My friend Steve addressed the complex American Hi-Fi / Wheatus issue in an off-list email I feel I must post here.

So, I have not heard this American Hi-Fi song but I did
read likely error-riddled lyrics online, which, when you come right down
to it, is probably the way most musicians wish people would approach their
art. I don't have a lot of substance to support these feelings, but after
reading the lyrics, I feel these things.

"The geeks get the girls" is meant to be a joyful exagerration of the
actual event, which was one geek getting one girl. That may seem obvious,
but it reduces the question from "How do the geeks get the girl?" to "How
did _that_ geek get the girl?" And I think the answer is: it's the girl.
I mean, said geek certainly did nothing to help his case, so it almost has
to boil down to external factors. God in the machine, you suggest? No no.
As all geeks must believe, there are woman who will love us in spite of --
heck, in large part because of -- the awkwardness and the dice and the
Weezer allusions and references to X-men plots from 1986.

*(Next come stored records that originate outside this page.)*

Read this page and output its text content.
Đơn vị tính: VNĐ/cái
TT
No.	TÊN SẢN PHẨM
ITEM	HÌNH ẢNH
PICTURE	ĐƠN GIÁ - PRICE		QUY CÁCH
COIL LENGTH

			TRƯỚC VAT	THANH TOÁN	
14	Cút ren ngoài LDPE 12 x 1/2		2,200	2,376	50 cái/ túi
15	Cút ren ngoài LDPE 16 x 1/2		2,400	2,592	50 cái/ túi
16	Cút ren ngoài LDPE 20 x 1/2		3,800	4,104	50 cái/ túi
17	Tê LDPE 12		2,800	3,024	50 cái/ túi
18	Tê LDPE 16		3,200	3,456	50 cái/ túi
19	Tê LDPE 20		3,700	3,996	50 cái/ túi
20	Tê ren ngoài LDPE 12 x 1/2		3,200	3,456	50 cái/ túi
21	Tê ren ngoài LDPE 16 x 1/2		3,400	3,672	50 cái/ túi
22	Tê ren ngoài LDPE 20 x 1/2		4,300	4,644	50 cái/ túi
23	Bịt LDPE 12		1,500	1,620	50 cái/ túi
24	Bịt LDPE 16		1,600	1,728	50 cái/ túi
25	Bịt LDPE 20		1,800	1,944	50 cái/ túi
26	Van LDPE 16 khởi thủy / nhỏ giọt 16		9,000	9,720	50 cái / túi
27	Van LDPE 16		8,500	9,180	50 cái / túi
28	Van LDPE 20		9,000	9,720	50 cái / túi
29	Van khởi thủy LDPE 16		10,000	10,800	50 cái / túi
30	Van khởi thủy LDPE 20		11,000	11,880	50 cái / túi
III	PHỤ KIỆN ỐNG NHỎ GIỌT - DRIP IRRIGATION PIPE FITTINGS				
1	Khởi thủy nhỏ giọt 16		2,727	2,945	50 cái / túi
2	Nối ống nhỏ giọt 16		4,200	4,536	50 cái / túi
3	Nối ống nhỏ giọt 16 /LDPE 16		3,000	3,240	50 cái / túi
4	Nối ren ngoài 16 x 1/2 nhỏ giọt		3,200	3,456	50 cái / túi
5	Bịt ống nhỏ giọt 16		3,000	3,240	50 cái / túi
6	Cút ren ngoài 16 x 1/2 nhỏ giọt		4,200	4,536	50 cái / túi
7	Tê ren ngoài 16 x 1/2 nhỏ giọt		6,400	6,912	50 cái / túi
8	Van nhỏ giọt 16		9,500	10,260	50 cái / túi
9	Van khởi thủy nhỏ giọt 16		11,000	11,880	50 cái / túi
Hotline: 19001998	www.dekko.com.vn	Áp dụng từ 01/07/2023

Thus, what I propose is that American Hi-Fi intends to unteach the very
attitude you blogged, and bring this back around to all the geeks in the
world: you don't need knock-down drag-out teen fights and ski races to win
the girl. Be you, and your time will come. A glorious hymn of hope and
optimism!

Or it could just be that your paragraph about the song was about three
sentences deeper than anyone in the band approached the lyrics. These guys
did rhyme "week" with "weak," afterall.

Too stoned, Nintendo,

~Steve


He may have something there. At any rate, it's this kind of determined application of thought to an idiotic question that makes me cry to the heavens, why doesn't this guy have a LiveJournal?
From: (Anonymous)
At any rate, it's this kind of determined application of thought to an idiotic question that makes me cry to the heavens, why doesn't this guy have a LiveJournal?

It's this kind of determined application of thought to an idiotic question that makes me cry to the heavens, how in god's name do I have a real job?